“Sir Philip’s Folly” is the fourth book in “The Poor Relation” series. However, it can still be read as a standalone book as most of the gist from the prior titles are highlighted here. Check out my reviews on the other three titles by clicking “Book Reviews” the homepage of this blog.
Sir Philip is smitten with the vulgar and fat Mrs. Budge and his fellow co-owners of the Poor Relation hotel are not happy at all as her presence may have a negative effect on the image of their hotel which will be bad for business. Therefore, they swing into action with a plan to dislodge Mrs. Budge from the hotel and from Sir Philip’s life. At the same time, the recently widowed Lady Carruthers who is desperately looking for a new husband is lodged at the Poor Relation hotel with her nineteen year old daughter whom she deliberately dresses up as a school girl to make people believe she is much younger as having a grown up daughter is a disadvantage to her plans. Lady Carruthers has eyes for the dashing Lord Denby but the Poor Relations have something else in mind and as usual spring into action to bring out the beautiful Arrabella who is usually locked up in her room by her mother.
Filled with the usual drama, action, suspense and wit, the author continues to humor us with the escapades of the “odd lot” who own the Poor Relation hotel on Bond street, London. I enjoyed this book thoroughly and was glad that for once, the others were able to beat the ever cunning and crafty Sir Philip to his game.

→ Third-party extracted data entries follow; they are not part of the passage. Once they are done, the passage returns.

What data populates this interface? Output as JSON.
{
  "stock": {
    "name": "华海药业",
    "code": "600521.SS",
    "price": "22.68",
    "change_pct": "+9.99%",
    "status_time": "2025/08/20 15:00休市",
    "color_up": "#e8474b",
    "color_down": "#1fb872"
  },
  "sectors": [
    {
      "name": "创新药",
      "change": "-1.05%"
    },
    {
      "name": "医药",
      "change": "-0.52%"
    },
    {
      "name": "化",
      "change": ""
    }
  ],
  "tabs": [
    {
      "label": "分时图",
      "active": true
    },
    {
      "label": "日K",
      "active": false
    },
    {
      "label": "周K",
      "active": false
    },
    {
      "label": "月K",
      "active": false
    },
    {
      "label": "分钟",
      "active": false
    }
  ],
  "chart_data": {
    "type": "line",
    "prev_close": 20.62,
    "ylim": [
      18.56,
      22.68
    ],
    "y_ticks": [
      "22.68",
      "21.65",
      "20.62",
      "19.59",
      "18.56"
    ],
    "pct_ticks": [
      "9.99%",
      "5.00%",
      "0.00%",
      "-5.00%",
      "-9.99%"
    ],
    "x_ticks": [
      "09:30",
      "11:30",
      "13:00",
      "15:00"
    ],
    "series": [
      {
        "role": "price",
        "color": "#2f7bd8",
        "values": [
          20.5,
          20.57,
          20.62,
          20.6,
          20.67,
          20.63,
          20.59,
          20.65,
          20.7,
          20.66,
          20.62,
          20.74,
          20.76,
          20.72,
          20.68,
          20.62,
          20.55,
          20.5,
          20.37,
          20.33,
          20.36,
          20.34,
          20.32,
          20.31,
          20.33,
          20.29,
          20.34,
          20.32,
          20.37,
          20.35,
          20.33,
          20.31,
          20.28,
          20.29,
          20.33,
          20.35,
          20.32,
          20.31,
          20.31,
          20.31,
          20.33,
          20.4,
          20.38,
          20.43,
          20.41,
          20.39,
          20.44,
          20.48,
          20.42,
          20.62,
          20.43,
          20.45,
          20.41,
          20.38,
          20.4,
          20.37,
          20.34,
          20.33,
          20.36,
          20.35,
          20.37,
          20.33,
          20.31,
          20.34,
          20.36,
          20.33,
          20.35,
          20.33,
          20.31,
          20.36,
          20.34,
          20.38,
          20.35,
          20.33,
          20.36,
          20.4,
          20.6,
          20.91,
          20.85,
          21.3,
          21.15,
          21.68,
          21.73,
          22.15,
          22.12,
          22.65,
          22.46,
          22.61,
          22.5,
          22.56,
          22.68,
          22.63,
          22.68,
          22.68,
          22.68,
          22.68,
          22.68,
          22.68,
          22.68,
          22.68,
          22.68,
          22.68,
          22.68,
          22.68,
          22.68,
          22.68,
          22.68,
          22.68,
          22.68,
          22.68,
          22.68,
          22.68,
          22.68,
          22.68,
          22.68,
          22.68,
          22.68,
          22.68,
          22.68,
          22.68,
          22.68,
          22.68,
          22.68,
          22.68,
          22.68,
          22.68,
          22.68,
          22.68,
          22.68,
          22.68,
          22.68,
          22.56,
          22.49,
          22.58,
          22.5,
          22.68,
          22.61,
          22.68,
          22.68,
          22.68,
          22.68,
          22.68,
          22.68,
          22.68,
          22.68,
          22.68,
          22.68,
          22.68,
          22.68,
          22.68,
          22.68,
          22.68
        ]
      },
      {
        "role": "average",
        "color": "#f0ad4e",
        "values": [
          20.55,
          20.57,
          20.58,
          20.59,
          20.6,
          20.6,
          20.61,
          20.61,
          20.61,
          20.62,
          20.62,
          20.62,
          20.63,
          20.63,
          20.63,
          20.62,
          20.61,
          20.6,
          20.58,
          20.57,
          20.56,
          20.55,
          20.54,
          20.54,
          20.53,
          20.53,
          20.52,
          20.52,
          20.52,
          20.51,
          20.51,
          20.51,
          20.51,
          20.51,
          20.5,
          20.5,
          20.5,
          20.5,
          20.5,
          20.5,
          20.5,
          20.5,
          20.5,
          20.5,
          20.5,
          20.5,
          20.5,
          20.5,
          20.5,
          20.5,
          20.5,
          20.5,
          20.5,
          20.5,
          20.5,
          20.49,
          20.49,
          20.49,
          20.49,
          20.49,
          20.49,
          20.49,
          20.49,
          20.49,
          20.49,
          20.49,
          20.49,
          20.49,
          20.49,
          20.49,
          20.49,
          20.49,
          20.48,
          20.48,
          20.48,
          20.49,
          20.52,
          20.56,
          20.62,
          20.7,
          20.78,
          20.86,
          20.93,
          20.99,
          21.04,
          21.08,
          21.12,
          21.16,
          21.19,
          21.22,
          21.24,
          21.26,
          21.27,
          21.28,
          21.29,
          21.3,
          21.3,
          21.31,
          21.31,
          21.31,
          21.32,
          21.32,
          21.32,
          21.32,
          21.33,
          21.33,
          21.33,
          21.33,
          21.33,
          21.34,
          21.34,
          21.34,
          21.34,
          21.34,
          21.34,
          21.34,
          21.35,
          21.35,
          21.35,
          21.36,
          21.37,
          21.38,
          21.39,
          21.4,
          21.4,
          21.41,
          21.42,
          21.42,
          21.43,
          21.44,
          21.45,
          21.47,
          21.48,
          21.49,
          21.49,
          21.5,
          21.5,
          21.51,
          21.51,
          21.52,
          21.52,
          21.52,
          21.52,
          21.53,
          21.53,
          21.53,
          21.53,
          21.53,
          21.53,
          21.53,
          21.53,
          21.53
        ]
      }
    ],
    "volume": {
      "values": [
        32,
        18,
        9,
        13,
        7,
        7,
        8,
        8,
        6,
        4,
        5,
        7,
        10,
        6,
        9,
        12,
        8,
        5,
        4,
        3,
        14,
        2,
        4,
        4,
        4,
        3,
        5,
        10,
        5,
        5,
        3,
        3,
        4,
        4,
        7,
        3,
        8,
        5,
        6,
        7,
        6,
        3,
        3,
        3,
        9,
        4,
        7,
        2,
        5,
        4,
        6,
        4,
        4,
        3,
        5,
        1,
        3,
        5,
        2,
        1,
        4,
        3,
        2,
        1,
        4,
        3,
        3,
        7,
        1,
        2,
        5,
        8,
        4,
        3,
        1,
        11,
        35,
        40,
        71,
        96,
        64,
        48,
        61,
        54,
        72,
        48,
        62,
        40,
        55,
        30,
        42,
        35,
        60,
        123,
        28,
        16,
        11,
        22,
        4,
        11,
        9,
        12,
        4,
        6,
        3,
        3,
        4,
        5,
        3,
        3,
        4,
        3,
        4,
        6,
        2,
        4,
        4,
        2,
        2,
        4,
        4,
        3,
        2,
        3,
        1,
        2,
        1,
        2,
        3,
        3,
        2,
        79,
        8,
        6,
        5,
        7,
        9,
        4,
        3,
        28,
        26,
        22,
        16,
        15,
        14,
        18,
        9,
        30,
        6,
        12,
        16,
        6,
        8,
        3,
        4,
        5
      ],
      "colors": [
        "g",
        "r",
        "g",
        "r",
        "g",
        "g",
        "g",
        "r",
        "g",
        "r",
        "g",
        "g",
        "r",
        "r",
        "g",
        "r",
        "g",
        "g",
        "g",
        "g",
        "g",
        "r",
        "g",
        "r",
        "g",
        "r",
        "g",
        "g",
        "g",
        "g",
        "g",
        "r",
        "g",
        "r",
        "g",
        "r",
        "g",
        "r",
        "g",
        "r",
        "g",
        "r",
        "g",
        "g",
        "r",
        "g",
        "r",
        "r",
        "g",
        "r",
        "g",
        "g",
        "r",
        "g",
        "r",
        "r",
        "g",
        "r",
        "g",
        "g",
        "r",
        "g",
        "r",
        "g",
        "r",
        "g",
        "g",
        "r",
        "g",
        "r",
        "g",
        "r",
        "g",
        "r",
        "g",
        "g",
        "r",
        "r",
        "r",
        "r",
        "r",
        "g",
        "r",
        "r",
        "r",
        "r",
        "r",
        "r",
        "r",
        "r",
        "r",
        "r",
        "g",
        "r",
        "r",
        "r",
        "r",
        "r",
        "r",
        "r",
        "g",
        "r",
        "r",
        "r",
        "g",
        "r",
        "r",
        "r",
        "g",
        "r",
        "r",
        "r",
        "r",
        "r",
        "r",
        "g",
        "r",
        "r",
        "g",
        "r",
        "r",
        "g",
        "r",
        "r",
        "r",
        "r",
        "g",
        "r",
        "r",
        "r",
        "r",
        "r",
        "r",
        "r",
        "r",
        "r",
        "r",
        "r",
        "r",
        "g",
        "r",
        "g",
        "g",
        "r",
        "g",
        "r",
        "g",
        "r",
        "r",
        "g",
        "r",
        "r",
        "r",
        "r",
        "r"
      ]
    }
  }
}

I highly recommend this book to all romance lover. It also a very clean read quite suitable for teenagers. Now on to the next book……
Rating: 4 Stars
Published: August 15, 2013 by Canvas (First published in 1993)
Pages: 192
Genre: Historical Romance
Purchase @ www.amazon.com/misstonks
The Author: Marion Chesney was born on 1936 in Glasgow, Scotland, UK, and started her first job as a bookseller in charge of the fiction department in John Smith & Sons Ltd. While bookselling, by chance, she got an offer from the Scottish Daily Mail to review variety shows and quickly rose to be their theatre critic. She left Smith’s to join Scottish Field magazine as a secretary in the advertising department, without any shorthand or typing, but quickly got the job of fashion editor instead. She then moved to the Scottish Daily Express where she reported mostly on crime. This was followed by a move to Fleet Street to the Daily Express where she became chief woman reporter. After marrying Harry Scott Gibbons and having a son, Charles, Marion went to the United States where Harry had been offered the job of editor of the Oyster Bay Guardian. When that didn’t work out, they went to Virginia and Marion worked as a waitress in a greasy spoon on the Jefferson Davies in Alexandria while Harry washed the dishes. Both then got jobs on Rupert Murdoch’s new tabloid, The Star, and moved to New York.
Anxious to spend more time at home with her small son, Marion, urged by her husband, started to write historical romances in 1977. After she had written over 100 of them under her maiden name, Marion Chesney, and under the pseudonyms: Ann Fairfax, Jennie Tremaine, Helen Crampton, Charlotte Ward, and Sarah Chester, she getting fed up with 1714 to 1910, she began to write detectives stories in 1985 under the pseudonym of M. C. Beaton. On a trip from the States to Sutherland on holiday, a course at a fishing school inspired the first Constable Hamish Macbeth story. They returned to Britain and bought a croft house and croft in Sutherland where Harry reared a flock of black sheep. But Charles was at school, in London so when he finished and both tired of the long commute to the north of Scotland, they moved to the Cotswolds where Agatha Raisin was created.